Taiwan President Tsai Ing-wen ruled out Wednesday the prospect of restarting construction of a fourth nuclear power plant in the island's heavily populated north.
"I must make it clear that (resuming construction of) the plant is by no way an option," Tsai said after she was briefed on Taiwan's energy policy at a meeting of her party's Central Standing Committee, which was held a day before the 10th anniversary of Japan's massive earthquake and tsunami that triggered a nuclear crisis.
Tsai, who doubles as head of the Democratic Progressive Party, said the plant in New Taipei City is unsafe and that not only is the design outdated but the site is close to geological fault lines and the capital Taipei.
She pledged to forge ahead with the party's energy policy of a nuclear-free homeland.
Taiwan has three nuclear power plants, each with two reactors.
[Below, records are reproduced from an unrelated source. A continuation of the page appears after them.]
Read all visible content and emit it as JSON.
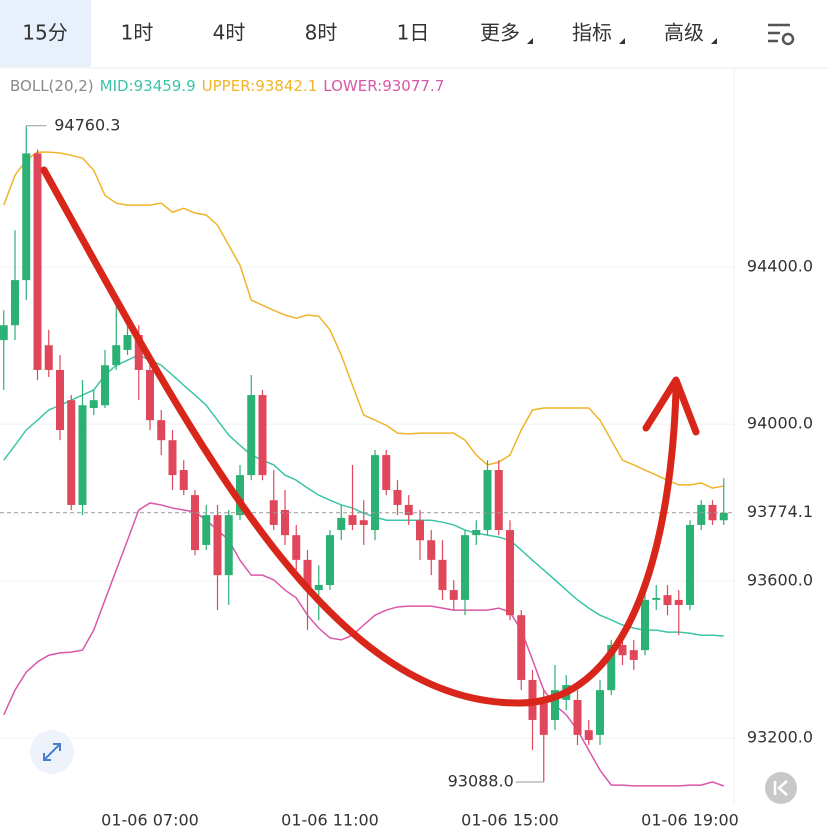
{
  "tabs": [
    "15分",
    "1时",
    "4时",
    "8时",
    "1日",
    "更多",
    "指标",
    "高级"
  ],
  "selected_tab": 0,
  "chart_data": {
    "type": "candlestick",
    "indicator": "BOLL(20,2)",
    "categories": [
      null,
      null,
      null,
      null,
      null,
      null,
      null,
      null,
      null,
      null,
      null,
      null,
      null,
      "01-06 07:00",
      null,
      null,
      null,
      null,
      null,
      null,
      null,
      null,
      null,
      null,
      null,
      null,
      null,
      null,
      null,
      "01-06 11:00",
      null,
      null,
      null,
      null,
      null,
      null,
      null,
      null,
      null,
      null,
      null,
      null,
      null,
      null,
      null,
      "01-06 15:00",
      null,
      null,
      null,
      null,
      null,
      null,
      null,
      null,
      null,
      null,
      null,
      null,
      null,
      null,
      null,
      "01-06 19:00",
      null,
      null,
      null
    ],
    "open": [
      94214,
      94252,
      94367,
      94690,
      94201,
      94138,
      94061,
      93794,
      94041,
      94048,
      94150,
      94189,
      94227,
      94138,
      94010,
      93959,
      93883,
      93819,
      93692,
      93768,
      93615,
      93768,
      93870,
      94074,
      93806,
      93781,
      93717,
      93654,
      93577,
      93590,
      93730,
      93768,
      93755,
      93730,
      93921,
      93832,
      93794,
      93755,
      93704,
      93654,
      93577,
      93552,
      93717,
      93730,
      93883,
      93730,
      93513,
      93348,
      93297,
      93246,
      93297,
      93297,
      93220,
      93208,
      93322,
      93437,
      93424,
      93424,
      93552,
      93564,
      93552,
      93539,
      93743,
      93794,
      93755
    ],
    "high": [
      94290,
      94494,
      94760.3,
      94700,
      94240,
      94176,
      94074,
      94112,
      94087,
      94189,
      94316,
      94265,
      94252,
      94163,
      94036,
      93985,
      93908,
      93832,
      93794,
      93794,
      93781,
      93896,
      94125,
      94087,
      93883,
      93832,
      93743,
      93679,
      93640,
      93730,
      93794,
      93896,
      93806,
      93934,
      93934,
      93857,
      93819,
      93781,
      93730,
      93704,
      93602,
      93730,
      93755,
      93908,
      93908,
      93755,
      93526,
      93373,
      93322,
      93386,
      93360,
      93322,
      93246,
      93348,
      93450,
      93462,
      93450,
      93615,
      93590,
      93590,
      93577,
      93755,
      93806,
      93806,
      93862
    ],
    "low": [
      94087,
      94214,
      94316,
      94112,
      94120,
      93959,
      93781,
      93768,
      94023,
      94041,
      94138,
      94176,
      94061,
      93985,
      93921,
      93832,
      93819,
      93666,
      93679,
      93526,
      93539,
      93755,
      93857,
      93857,
      93730,
      93692,
      93628,
      93475,
      93500,
      93577,
      93704,
      93730,
      93692,
      93704,
      93819,
      93768,
      93743,
      93654,
      93615,
      93552,
      93526,
      93513,
      93692,
      93717,
      93717,
      93500,
      93322,
      93169,
      93088,
      93220,
      93271,
      93182,
      93182,
      93182,
      93309,
      93386,
      93373,
      93411,
      93526,
      93513,
      93462,
      93526,
      93730,
      93743,
      93743
    ],
    "close": [
      94252,
      94367,
      94690,
      94138,
      94138,
      93985,
      93794,
      94048,
      94061,
      94150,
      94201,
      94227,
      94138,
      94010,
      93959,
      93870,
      93832,
      93679,
      93768,
      93615,
      93768,
      93870,
      94074,
      93870,
      93743,
      93717,
      93654,
      93577,
      93590,
      93717,
      93761,
      93743,
      93743,
      93921,
      93832,
      93794,
      93768,
      93704,
      93654,
      93577,
      93552,
      93717,
      93730,
      93883,
      93730,
      93513,
      93348,
      93246,
      93208,
      93322,
      93335,
      93208,
      93195,
      93322,
      93437,
      93411,
      93399,
      93552,
      93557,
      93539,
      93539,
      93743,
      93794,
      93755,
      93774.1
    ],
    "up_color": "#2bb174",
    "down_color": "#e0475a",
    "series": [
      {
        "name": "MID",
        "legend_label": "MID:93459.9",
        "color": "#3cc4a8",
        "values": [
          93908,
          93946,
          93985,
          94010,
          94036,
          94048,
          94061,
          94074,
          94087,
          94125,
          94150,
          94163,
          94176,
          94163,
          94150,
          94125,
          94099,
          94074,
          94048,
          94010,
          93972,
          93946,
          93921,
          93908,
          93896,
          93870,
          93857,
          93837,
          93819,
          93806,
          93794,
          93786,
          93773,
          93763,
          93755,
          93755,
          93755,
          93755,
          93755,
          93750,
          93743,
          93730,
          93722,
          93717,
          93712,
          93704,
          93679,
          93653,
          93628,
          93603,
          93577,
          93552,
          93531,
          93513,
          93501,
          93488,
          93480,
          93475,
          93475,
          93470,
          93470,
          93467,
          93462,
          93462,
          93459.9
        ]
      },
      {
        "name": "UPPER",
        "legend_label": "UPPER:93842.1",
        "color": "#f0b429",
        "values": [
          94558,
          94634,
          94673,
          94693,
          94693,
          94691,
          94685,
          94678,
          94647,
          94583,
          94563,
          94558,
          94558,
          94558,
          94563,
          94540,
          94550,
          94538,
          94533,
          94507,
          94456,
          94405,
          94316,
          94303,
          94290,
          94278,
          94270,
          94278,
          94275,
          94240,
          94176,
          94099,
          94023,
          94010,
          93997,
          93977,
          93975,
          93977,
          93977,
          93977,
          93977,
          93959,
          93921,
          93896,
          93903,
          93921,
          93985,
          94036,
          94041,
          94041,
          94041,
          94041,
          94041,
          94010,
          93959,
          93908,
          93896,
          93883,
          93870,
          93857,
          93845,
          93845,
          93850,
          93837,
          93842.1
        ]
      },
      {
        "name": "LOWER",
        "legend_label": "LOWER:93077.7",
        "color": "#d957a8",
        "values": [
          93259,
          93322,
          93368,
          93394,
          93411,
          93417,
          93419,
          93424,
          93475,
          93552,
          93628,
          93704,
          93781,
          93799,
          93794,
          93786,
          93781,
          93776,
          93755,
          93730,
          93704,
          93653,
          93615,
          93615,
          93603,
          93577,
          93557,
          93513,
          93480,
          93455,
          93450,
          93462,
          93488,
          93513,
          93526,
          93534,
          93536,
          93536,
          93536,
          93531,
          93526,
          93526,
          93526,
          93526,
          93531,
          93521,
          93475,
          93399,
          93322,
          93284,
          93259,
          93220,
          93169,
          93118,
          93080,
          93080,
          93078,
          93078,
          93078,
          93078,
          93078,
          93080,
          93080,
          93088,
          93077.7
        ]
      }
    ],
    "ylim": [
      93042,
      94826
    ],
    "yticks": [
      {
        "value": 93200,
        "label": "93200.0"
      },
      {
        "value": 93600,
        "label": "93600.0"
      },
      {
        "value": 94000,
        "label": "94000.0"
      },
      {
        "value": 94400,
        "label": "94400.0"
      }
    ],
    "grid": true,
    "annotations": [
      {
        "value": 94760.3,
        "label": "94760.3"
      },
      {
        "value": 93088,
        "label": "93088.0"
      }
    ],
    "last_price": 93774.1
  }
}
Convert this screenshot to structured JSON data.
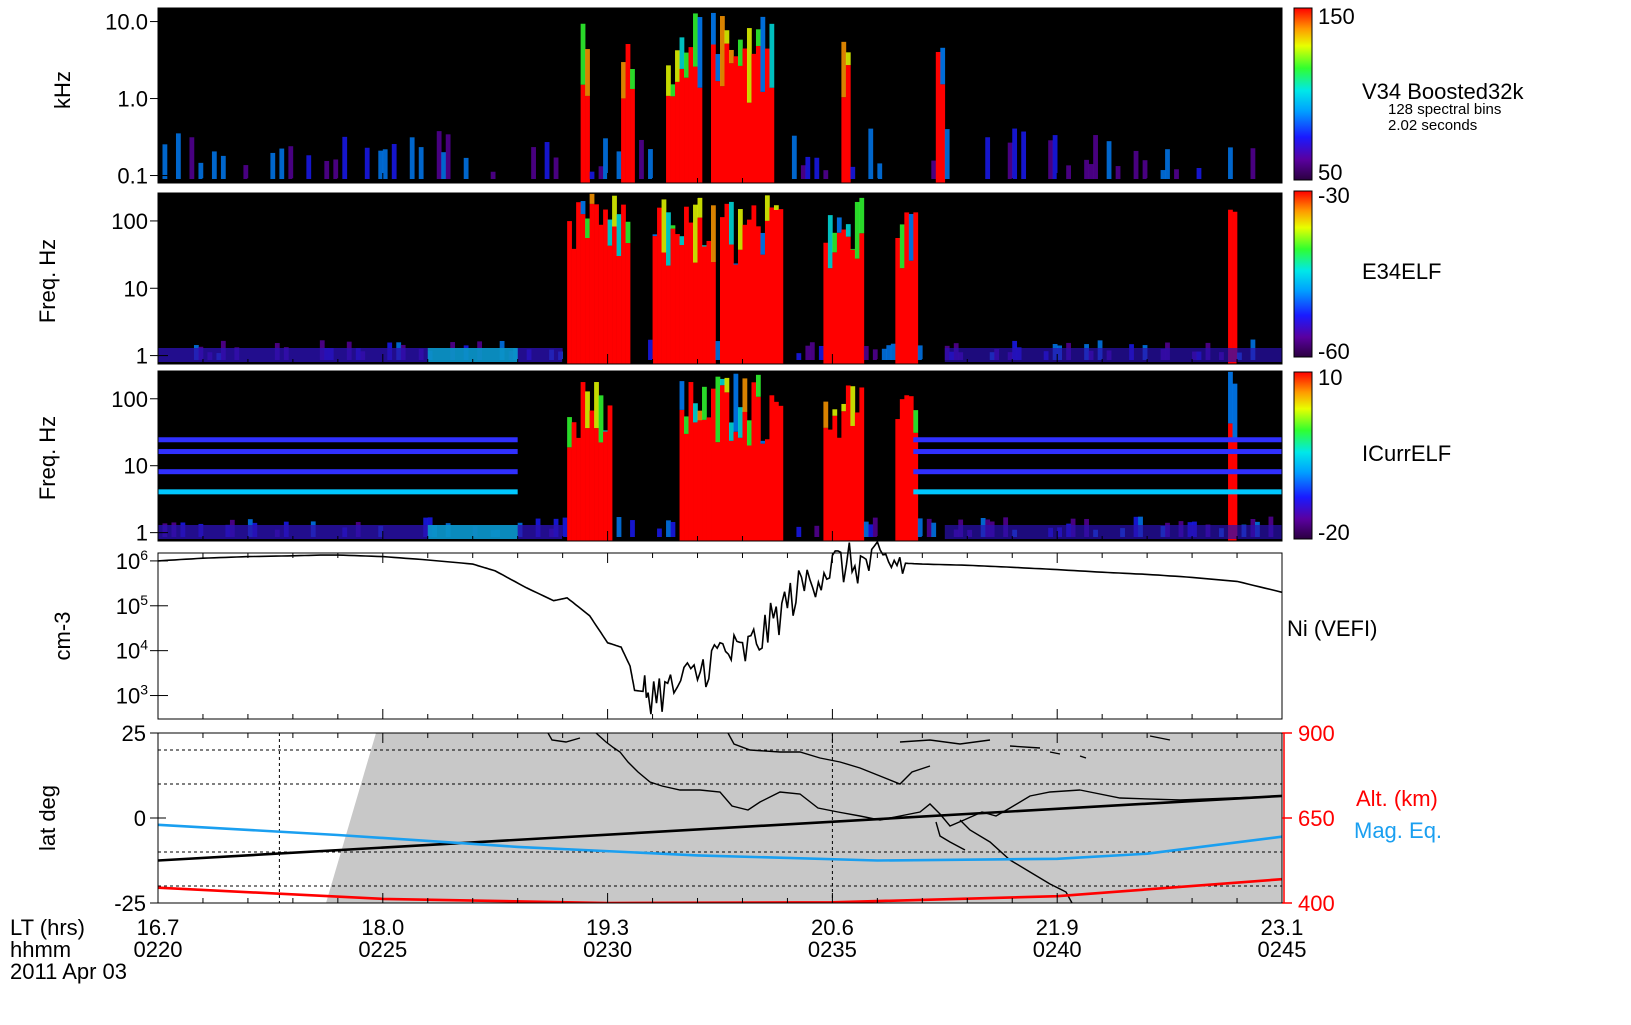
{
  "figure": {
    "footer": {
      "lt_label": "LT (hrs)",
      "hhmm_label": "hhmm",
      "date_label": "2011 Apr 03"
    }
  },
  "chart_data": [
    {
      "type": "heatmap",
      "panel": "V34 Boosted32k",
      "ylabel": "kHz",
      "yscale": "log",
      "ylim": [
        0.08,
        15
      ],
      "y_ticks": [
        "10.0",
        "1.0",
        "0.1"
      ],
      "colorbar": {
        "min_label": "50",
        "max_label": "150",
        "min": 50,
        "max": 150
      },
      "title": "V34 Boosted32k",
      "notes": [
        "128 spectral bins",
        "2.02 seconds"
      ],
      "strong_intervals_min": [
        [
          9.3,
          9.5
        ],
        [
          10.2,
          10.5
        ],
        [
          11.2,
          12.0
        ],
        [
          12.2,
          13.6
        ],
        [
          15.1,
          15.3
        ],
        [
          17.2,
          17.4
        ]
      ]
    },
    {
      "type": "heatmap",
      "panel": "E34ELF",
      "ylabel": "Freq. Hz",
      "yscale": "log",
      "ylim": [
        0.75,
        260
      ],
      "y_ticks": [
        "100",
        "10",
        "1"
      ],
      "colorbar": {
        "min_label": "-60",
        "max_label": "-30",
        "min": -60,
        "max": -30
      },
      "title": "E34ELF",
      "strong_intervals_min": [
        [
          9.0,
          10.4
        ],
        [
          10.9,
          12.3
        ],
        [
          12.4,
          13.8
        ],
        [
          14.7,
          15.6
        ],
        [
          16.3,
          16.8
        ],
        [
          23.8,
          24.0
        ]
      ]
    },
    {
      "type": "heatmap",
      "panel": "ICurrELF",
      "ylabel": "Freq. Hz",
      "yscale": "log",
      "ylim": [
        0.75,
        260
      ],
      "y_ticks": [
        "100",
        "10",
        "1"
      ],
      "colorbar": {
        "min_label": "-20",
        "max_label": "10",
        "min": -20,
        "max": 10
      },
      "title": "ICurrELF",
      "line_frequencies_hz": [
        4,
        8,
        16,
        24
      ],
      "strong_intervals_min": [
        [
          9.0,
          10.0
        ],
        [
          11.5,
          13.8
        ],
        [
          14.7,
          15.6
        ],
        [
          16.3,
          16.8
        ],
        [
          23.8,
          24.0
        ]
      ]
    },
    {
      "type": "line",
      "panel": "Ni (VEFI)",
      "ylabel": "cm-3",
      "yscale": "log",
      "ylim": [
        300,
        1500000
      ],
      "y_ticks": [
        "10^6",
        "10^5",
        "10^4",
        "10^3"
      ],
      "title": "Ni (VEFI)",
      "x_min": [
        0,
        1,
        2,
        3,
        3.7,
        4,
        5,
        6,
        7,
        7.5,
        8.2,
        8.8,
        9.1,
        9.6,
        10.0,
        10.3,
        10.5,
        10.6,
        10.9,
        11.4,
        12.0,
        12.5,
        13.0,
        13.5,
        14.0,
        14.5,
        15.0,
        15.5,
        16.0,
        16.5,
        17.0,
        18.0,
        19.0,
        20.0,
        21.0,
        22.0,
        23.0,
        24.0,
        25.0
      ],
      "y": [
        1000000,
        1150000,
        1250000,
        1300000,
        1350000,
        1350000,
        1250000,
        1050000,
        850000,
        600000,
        250000,
        130000,
        150000,
        60000,
        15000,
        12000,
        4500,
        1300,
        1200,
        1300,
        3000,
        10000,
        8000,
        25000,
        120000,
        400000,
        800000,
        850000,
        850000,
        900000,
        850000,
        800000,
        720000,
        640000,
        560000,
        500000,
        430000,
        350000,
        200000
      ]
    },
    {
      "type": "line",
      "panel": "orbit",
      "ylabel": "lat deg",
      "ylim": [
        -25,
        25
      ],
      "y_ticks": [
        "25",
        "0",
        "-25"
      ],
      "right_axis": {
        "label": "Alt. (km)",
        "ticks": [
          "900",
          "650",
          "400"
        ],
        "ylim": [
          400,
          900
        ],
        "color": "#ff0000"
      },
      "series": [
        {
          "name": "lat",
          "color": "#000000",
          "x_min": [
            0,
            25
          ],
          "y": [
            -12.5,
            6.5
          ]
        },
        {
          "name": "Mag. Eq.",
          "color": "#1a9ff0",
          "x_min": [
            0,
            4,
            8,
            12,
            16,
            20,
            22,
            25
          ],
          "y": [
            -2,
            -5,
            -8.5,
            -11,
            -12.5,
            -12,
            -10.5,
            -5.5
          ]
        },
        {
          "name": "Alt. (km)",
          "color": "#ff0000",
          "x_min": [
            0,
            5,
            10,
            15,
            20,
            25
          ],
          "y_km": [
            445,
            412,
            400,
            402,
            420,
            470
          ]
        }
      ],
      "legend": [
        "Alt. (km)",
        "Mag. Eq."
      ]
    }
  ],
  "x_axis": {
    "lt_ticks": [
      "16.7",
      "18.0",
      "19.3",
      "20.6",
      "21.9",
      "23.1"
    ],
    "hhmm_ticks": [
      "0220",
      "0225",
      "0230",
      "0235",
      "0240",
      "0245"
    ],
    "xlim_min": [
      0,
      25
    ]
  }
}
However, the two reactors at the No. 1 plant in Shimen have been decommissioned.
The operating licenses of the two reactors at the No. 2 plant in Wanli will expire in December 2021 and March 2023, and those of the two reactors at the No. 3 facility in Pingtung will expire in July 2024 and May 2025.
The construction of a fourth plant, suspended in July 2015 for three years over safety concerns in the wake of the Japanese nuclear disaster, remains stalled because the policy of Tsai's DPP has been to phase out nuclear power by 2025.
However, there have been calls for the continuation of nuclear power. On Nov. 24, 2018, Taiwanese voters approved a legally binding referendum to repeal legislation that would have phased out nuclear energy by 2025.
Another referendum initiated by the main opposition Nationalist Party (KMT) to reactivate the mothballed No. 4 nuclear power plant is scheduled to be held Aug. 28.